‘The horses. Punchestown. The world of the race-course,’ Kathleen said. ‘You’ve had an interesting life, Emily.’
It seemed to Emily that Norah was about to shake her head, that for the first time the sisters were on the verge of a disagreement. It didn’t surprise her: the observation that had been made astonished her.
‘Unusual is what my sister means.’ Norah nodded her correction into place, her tone softening the contradiction.
‘There’s many a woman doesn’t get out and about,’ Kathleen said.
Emily poured more tea and added turf to the fire. She had forgotten to draw the curtains over and she did so now. The light in the room was dim; he’d been particular about low-wattage electric bulbs. But the dimness made the room cosy and it seemed wrong that anywhere should be so while he lay only a few hours dead. She wondered what she’d do when another bulb went, either here or somewhere else, if she would replace it with a stronger one or if low-wattage light was part of her now. She wondered if her nervousness was part of her too. It didn’t seem that it had always been, but she knew she could be wrong about that.
‘I didn’t go out and about much,’ she said because a silence in the conversation had come. Both visitors were stirring sugar into their tea. When their teaspoons were laid down, Norah said:
‘There’s some wouldn’t bother with that.’
‘He was a difficult man. People would have told you.’
They did not contradict that. They did not say anything. She said:
‘He put his trust in the horses. Since childhood what he wanted was to win races, to be known for it. But he never managed much.’
‘Poor man,’ Kathleen murmured. ‘Poor man.’
‘Yes.’
She shouldn’t have complained, she hadn’t meant to: Emily tried to say that, but the words wouldn’t come. She looked away from the women who had visited her, gazing about her at the furniture of a room she knew too well. He had been angry when she’d taken the curtains down to wash them; everyone staring in, he’d said, and she hadn’t known what he’d meant. Hardly anyone passed by on the road.
‘He married me for the house,’ she said, unable to prevent herself from saying that too. The women were strangers, she was speaking ill of the dead. She shook her head in an effort to deny what she’d said, but that seemed to be a dishonesty, worse than speaking ill.
The women sipped their tea, both lifting the cups to their lips in the same moment.
‘He married me for the forty acres,’ Emily said, compelled again to say what she didn’t want to. ‘I was a Protestant girl that got passed by until he made a bid for me and I thought it was romantic, like he did himself - the race cards, the race ribbons, the jockeys’ colours, the big crowd there’d be. That’s how it happened.’
‘Ah now, now,’ Kathleen said. ‘Ah now, dear.’
‘I was a fool and you pay for foolishness. I was greedy for what marriage might be, and you pay for greed. We’d a half acre left after what was paid back a year ago.
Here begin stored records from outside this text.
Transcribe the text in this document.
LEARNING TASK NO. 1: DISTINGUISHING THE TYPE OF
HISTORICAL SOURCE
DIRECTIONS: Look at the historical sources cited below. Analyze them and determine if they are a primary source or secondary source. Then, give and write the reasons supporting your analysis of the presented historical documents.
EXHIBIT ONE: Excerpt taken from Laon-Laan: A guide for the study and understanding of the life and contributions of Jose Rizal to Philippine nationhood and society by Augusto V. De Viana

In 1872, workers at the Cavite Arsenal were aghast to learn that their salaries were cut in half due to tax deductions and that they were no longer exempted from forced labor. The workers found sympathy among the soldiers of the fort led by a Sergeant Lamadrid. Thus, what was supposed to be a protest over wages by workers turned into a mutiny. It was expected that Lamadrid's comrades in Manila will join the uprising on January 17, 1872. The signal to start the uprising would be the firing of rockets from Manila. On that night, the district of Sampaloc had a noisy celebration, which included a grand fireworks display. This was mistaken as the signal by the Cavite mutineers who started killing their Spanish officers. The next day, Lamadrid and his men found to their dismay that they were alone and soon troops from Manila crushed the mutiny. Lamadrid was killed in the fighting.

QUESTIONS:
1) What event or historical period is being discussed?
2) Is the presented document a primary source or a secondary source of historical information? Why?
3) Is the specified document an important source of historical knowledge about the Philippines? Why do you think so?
There’s a mortgage he took out on the house. I could have said to him all the time he was dying, “What’ll I do?” But I didn’t, and he didn’t say anything either. God knows what his last thoughts were.’
They told her she was upset. One after the other they told her any widow would be, that it was what you had to expect. Norah said it twice. Kathleen said she could call on them in her grief.
‘There’s no grief in the house you’ve come to.’
‘Ah now, now,’ Kathleen said, her big face puckered in distress. ‘Ah, now.’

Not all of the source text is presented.